With the consolidation in corporations through mergers, bankruptcies, and simply going out of business, there will be less competition and fewer choices when it comes to high-value commodities. With the coming drought, every commodity will be high-value, and producers will have to learn to do more with less (mainly water), leaving manufacturers having to sell less for more (meaning price hikes), and downsizing will be the name of the game. Armageddon starts tomorrow, and if you didn't heed my warnings from as far back as 2008, you're going to have a tough road ahead. We will be invaded, but not so much by politicians, but rather the kilo and other metric equivalents. Political INACTION is what will storm us from The Hill.

Price comparisons will no longer be done by the pound or ounce--when it comes, you will find that pound and ounce prices will have risen beyond tolerable levels, and things will now be doled out to us in metric measures. The per-kilo price will seem a bargain until that too rises out of contention (which will happen during the following century). Everything Britain has suffered through since the war will be coming here, but don't expect a return to standard measure over there--that train left the station decades ago. Even though their politics have made signs of returning to conservative power, don't expect a return to "the good old days" of British Empire-style markets and consumer earning/spending levels. The clock can only be turned back so far.

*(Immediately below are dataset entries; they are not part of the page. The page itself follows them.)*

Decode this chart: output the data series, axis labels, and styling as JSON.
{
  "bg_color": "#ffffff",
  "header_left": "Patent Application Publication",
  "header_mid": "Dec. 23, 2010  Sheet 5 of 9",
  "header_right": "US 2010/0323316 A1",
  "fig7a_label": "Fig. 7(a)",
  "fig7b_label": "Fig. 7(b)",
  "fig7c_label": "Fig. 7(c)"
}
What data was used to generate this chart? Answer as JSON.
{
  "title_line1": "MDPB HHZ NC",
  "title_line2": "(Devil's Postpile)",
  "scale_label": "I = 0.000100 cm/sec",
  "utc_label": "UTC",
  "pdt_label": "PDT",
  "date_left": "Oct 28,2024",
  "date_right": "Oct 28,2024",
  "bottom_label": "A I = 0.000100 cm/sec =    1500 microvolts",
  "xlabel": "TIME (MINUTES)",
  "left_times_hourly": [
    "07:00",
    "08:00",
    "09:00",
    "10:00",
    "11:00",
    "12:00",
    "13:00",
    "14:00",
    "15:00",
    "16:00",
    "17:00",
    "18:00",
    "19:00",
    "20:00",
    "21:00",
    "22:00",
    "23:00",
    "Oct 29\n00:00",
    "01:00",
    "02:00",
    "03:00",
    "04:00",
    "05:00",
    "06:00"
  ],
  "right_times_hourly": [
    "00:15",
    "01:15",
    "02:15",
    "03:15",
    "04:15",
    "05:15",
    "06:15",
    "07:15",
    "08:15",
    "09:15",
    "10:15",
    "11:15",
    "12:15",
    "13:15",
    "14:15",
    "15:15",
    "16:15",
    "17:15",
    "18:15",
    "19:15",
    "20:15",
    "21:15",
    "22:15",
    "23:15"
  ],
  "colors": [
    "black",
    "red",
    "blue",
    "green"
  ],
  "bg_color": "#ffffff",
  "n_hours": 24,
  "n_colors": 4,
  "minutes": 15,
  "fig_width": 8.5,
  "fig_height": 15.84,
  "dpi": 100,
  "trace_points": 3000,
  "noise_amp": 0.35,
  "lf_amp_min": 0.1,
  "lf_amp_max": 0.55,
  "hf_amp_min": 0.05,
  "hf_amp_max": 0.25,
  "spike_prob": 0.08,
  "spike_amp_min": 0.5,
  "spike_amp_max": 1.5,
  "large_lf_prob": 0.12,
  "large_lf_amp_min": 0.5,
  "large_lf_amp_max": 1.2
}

Coupons will become a thing of the past (like they are in Europe), and markdowns will be few and far between. Due to the foreseen drought, food prices will only escalate from here, and unfortunately, there will always be traders to capitalize on it--you may as well join them and get paid for having to shell out on a retail level. This is what Britain did with BP, and look what BP's corner-cutting did to them: overly-dependent stockholders and pensioners were held captive while the Gulf became a big oil pit itself. Now BP is still having to pay cleanup costs and damages, while British stockholders and pensioners are bearing the burden.

More from 2008:

"Back to the grocery store: along with those old-fashioned coupons will go the traditional meal-planning (like anybody with a full-time job does THAT anyway) and plans to stock up, and this is exactly what retailers want you to do—forgo the forethought and operate on impulse, letting each aisle be a surprise for you when you visit—that way, they can take maximum advantage of you.

The way the future economy's predicted to go, you'll no longer be able to afford stocking up anyway."

This may come true in the next 25-30 years (maybe even sooner), because severe drought will mean we'll also be highly dependent on imported foods. Get ready for it and teach your kids and grandkids how to handle it: hunting, fishing, gardening, foraging, bartering, and teaming up with people who CAN when they CAN'T.

Other moves include: live in Washington, shop in Oregon—and any other advantageous arrangement such as this one. Washington State has no income tax, and Oregon has no sales tax. Other useful arrangements may include Texas/Mexico (some taxes, but still very low cost) and northern states/Canada (don’t know the details, but someone will fill me in, I’m sure). Other states with no income tax are: South Dakota, Wyoming, Tennessee, Florida, Texas, New Hampshire. If you go there to shop, make sure that's ALL you do, because some of these no-sales-tax states have fast-food taxes, hotel taxes, and other tourist traps. Take your own food, and don't plan on staying overnight.

Over the next few years, this may change--if the economy gets bad enough, tax-free may become tax-full. Do your research before attempting to try any of these potentially money-saving moves. By the time you (or your kids/grandkids) get to the point of needing these, the tax laws may have changed.

Seen the movie Mad Max or any of the Thunderdome movies? Though glamorized by Hollywood, they give you a glimpse (however surreal) of what our long-range future could be like. While greenie-weenies have the movie Waterworld on the brain, I've got Mad Max on my brain.